Singapore Stock Exchange SGXSingapore Exchange Ltd (SGX) has to pay closer attention to the accounting of companies with large operations in China, the bourse’s chief regulatory officer Tan Boon Gin wrote in a column on the company’s website on Tuesday.

Several accounting issues have come to the market operator’s attention, Tan wrote, including customers claiming “compensation more than 10 times the value of the original sales”, sharp increases in trade receivables and significant prepayments.

The column was “based on public information” and the exchange wouldn’t name specific companies, Patricia Choo, SGX’ head of media communications, wrote in an email.

Corporate defaults and accounting scandals are mounting in China as the world’s second-largest economy grows at its slowest pace in 25 years.

Of the 769 companies listed on Southeast Asia’s biggest bourse as of October, 123 are from China, exchange data showed. During the global financial crisis of 2008, several Chinese companies reported financial irregularities, with many ending up bankrupt, Tan wrote.

“These commercial disputes, such as claims and write-offs, can result in a complete depletion of the company’s entire cash balances or its retained earnings,” Tan wrote. “The board of directors owes a fiduciary duty to shareholders to act in their interests and to safeguard the interest and assets of the company.”

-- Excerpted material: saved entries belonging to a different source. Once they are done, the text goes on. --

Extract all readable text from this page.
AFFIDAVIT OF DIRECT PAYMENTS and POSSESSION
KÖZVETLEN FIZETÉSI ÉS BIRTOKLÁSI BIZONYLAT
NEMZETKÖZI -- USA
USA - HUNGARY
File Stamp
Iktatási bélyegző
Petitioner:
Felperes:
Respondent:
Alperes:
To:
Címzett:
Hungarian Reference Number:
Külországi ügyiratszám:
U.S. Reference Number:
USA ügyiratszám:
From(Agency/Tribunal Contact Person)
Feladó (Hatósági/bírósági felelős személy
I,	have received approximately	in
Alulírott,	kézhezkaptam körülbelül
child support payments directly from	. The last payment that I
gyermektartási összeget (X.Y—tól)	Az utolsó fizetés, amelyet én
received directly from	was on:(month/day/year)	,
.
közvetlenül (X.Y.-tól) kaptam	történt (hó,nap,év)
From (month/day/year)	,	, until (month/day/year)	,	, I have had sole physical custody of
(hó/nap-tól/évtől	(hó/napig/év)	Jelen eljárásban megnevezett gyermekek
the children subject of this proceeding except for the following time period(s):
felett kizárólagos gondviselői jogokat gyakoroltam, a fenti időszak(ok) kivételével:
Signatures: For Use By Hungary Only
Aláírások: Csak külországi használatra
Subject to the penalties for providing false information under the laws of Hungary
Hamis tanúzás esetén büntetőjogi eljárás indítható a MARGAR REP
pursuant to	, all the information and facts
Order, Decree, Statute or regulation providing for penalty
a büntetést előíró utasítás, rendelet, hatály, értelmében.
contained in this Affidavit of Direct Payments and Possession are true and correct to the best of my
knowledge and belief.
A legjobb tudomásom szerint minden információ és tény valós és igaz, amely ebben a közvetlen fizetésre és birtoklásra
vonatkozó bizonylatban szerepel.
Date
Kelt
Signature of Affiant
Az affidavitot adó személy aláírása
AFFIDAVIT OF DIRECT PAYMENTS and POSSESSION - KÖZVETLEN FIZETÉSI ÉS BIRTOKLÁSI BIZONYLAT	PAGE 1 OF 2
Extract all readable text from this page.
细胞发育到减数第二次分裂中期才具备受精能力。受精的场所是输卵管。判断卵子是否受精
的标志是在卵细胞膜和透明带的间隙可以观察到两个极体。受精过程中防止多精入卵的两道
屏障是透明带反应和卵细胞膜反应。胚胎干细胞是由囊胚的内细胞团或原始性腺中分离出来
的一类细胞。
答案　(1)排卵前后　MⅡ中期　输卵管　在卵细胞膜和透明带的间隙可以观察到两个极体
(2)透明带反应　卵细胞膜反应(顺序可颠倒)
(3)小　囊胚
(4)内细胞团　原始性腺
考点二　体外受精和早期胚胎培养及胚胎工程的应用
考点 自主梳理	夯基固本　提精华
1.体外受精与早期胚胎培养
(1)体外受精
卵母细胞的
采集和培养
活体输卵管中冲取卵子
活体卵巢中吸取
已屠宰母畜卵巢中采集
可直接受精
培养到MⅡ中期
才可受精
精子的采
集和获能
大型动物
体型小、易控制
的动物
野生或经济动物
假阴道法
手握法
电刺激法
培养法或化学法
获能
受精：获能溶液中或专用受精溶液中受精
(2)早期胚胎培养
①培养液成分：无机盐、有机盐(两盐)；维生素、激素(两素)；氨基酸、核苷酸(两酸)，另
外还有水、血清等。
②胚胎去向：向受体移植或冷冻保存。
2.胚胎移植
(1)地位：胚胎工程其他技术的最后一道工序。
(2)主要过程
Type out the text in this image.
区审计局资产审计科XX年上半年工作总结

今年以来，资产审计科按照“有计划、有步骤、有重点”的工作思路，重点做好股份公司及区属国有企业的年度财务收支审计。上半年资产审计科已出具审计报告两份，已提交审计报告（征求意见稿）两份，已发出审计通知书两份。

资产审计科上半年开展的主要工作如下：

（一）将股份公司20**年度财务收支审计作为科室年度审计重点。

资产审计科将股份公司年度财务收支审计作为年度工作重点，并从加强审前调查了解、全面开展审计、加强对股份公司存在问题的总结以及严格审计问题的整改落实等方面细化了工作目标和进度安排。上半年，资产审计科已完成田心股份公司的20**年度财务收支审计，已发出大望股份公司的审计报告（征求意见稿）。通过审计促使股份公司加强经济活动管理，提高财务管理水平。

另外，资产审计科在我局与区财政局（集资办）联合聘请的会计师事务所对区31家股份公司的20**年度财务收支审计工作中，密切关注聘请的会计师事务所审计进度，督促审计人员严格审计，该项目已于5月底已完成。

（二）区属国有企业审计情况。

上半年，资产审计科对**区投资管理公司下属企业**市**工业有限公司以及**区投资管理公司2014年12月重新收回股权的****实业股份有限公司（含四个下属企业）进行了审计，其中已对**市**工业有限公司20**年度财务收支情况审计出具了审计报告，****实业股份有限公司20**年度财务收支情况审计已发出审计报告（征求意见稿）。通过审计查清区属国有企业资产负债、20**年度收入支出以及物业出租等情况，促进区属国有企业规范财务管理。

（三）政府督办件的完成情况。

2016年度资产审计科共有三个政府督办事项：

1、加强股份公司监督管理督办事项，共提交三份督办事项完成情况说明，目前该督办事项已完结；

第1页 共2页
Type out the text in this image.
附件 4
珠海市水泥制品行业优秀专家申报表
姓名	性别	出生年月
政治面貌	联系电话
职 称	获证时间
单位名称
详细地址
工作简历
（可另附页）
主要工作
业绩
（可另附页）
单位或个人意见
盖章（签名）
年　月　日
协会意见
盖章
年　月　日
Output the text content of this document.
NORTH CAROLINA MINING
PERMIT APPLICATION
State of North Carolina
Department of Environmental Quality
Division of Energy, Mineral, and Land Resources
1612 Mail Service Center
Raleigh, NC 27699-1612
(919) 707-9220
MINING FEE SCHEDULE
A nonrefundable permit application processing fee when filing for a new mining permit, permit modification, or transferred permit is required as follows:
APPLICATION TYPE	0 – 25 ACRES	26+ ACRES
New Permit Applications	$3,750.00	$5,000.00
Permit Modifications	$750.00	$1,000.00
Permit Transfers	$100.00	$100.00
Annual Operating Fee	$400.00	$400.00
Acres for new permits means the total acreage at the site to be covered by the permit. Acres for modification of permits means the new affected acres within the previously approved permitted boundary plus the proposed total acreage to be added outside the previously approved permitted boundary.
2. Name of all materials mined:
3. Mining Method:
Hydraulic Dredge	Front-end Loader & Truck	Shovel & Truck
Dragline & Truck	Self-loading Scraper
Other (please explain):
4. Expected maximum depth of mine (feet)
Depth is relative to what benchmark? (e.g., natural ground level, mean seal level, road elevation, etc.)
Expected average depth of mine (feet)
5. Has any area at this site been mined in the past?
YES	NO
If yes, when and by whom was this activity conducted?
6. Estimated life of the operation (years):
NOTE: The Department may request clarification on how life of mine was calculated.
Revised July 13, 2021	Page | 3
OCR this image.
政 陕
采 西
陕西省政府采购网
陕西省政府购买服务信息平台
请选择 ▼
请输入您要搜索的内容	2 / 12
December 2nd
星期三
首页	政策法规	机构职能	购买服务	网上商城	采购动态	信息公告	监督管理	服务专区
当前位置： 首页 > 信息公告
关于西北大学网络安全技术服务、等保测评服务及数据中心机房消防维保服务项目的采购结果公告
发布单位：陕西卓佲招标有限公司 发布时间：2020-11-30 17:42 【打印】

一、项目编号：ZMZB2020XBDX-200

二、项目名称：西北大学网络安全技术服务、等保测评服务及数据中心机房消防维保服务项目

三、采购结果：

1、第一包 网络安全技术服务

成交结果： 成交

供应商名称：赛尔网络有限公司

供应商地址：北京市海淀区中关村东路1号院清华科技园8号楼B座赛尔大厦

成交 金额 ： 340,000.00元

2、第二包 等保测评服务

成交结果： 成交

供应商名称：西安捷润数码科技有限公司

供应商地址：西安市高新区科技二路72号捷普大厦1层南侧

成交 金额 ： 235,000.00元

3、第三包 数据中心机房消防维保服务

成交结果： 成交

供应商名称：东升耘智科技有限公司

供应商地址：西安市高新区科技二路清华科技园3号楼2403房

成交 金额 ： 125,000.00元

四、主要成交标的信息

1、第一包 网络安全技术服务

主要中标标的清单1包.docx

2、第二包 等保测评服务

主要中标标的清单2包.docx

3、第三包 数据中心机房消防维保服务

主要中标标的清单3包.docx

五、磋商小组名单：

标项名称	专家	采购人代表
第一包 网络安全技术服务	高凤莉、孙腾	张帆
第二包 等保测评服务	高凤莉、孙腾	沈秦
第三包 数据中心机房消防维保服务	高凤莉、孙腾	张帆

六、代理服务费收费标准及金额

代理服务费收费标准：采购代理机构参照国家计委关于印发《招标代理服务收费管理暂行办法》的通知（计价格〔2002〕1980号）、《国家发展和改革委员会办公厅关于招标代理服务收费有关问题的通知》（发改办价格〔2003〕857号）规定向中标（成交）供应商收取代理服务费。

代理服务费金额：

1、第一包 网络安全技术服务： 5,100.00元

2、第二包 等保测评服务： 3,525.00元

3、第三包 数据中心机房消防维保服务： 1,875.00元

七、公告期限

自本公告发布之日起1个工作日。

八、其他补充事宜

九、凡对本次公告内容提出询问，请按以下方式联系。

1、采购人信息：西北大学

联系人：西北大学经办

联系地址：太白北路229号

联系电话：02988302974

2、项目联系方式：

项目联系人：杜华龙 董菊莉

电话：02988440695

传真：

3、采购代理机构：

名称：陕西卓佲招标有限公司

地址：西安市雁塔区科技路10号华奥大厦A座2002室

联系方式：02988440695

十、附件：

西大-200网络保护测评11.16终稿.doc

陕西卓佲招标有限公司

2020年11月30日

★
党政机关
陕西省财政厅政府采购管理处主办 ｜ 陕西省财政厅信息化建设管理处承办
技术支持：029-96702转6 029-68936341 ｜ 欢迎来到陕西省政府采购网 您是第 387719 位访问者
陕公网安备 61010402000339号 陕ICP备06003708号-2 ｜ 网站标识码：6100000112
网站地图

Accountants reviewing the books of Kaisa Group Holdings Ltd, which became the first Chinese developer to miss payments on dollar bonds this year, found that the company’s debt was double what it had reported in its public accounts.

In 2009, Chinese waterworks company Sino-Environment Technology Group Ltd defaulted on bonds denominated in Singapore dollars amidst questions over its cash transaction reporting. That same year, Celestial Nutrifoods Ltd also went into bankruptcy as a result of accounting issues, leaving bonds sold in the city-state unpaid as well.

“The quality of financial disclosure in China is not as good as in developed markets,” said Clement Chong, a senior credit analyst at NN Investment Partners in Singapore. “Not all companies are transparent. Often, it’s a matter of asking the right questions of management and exercising caution when analysing their financial positions.”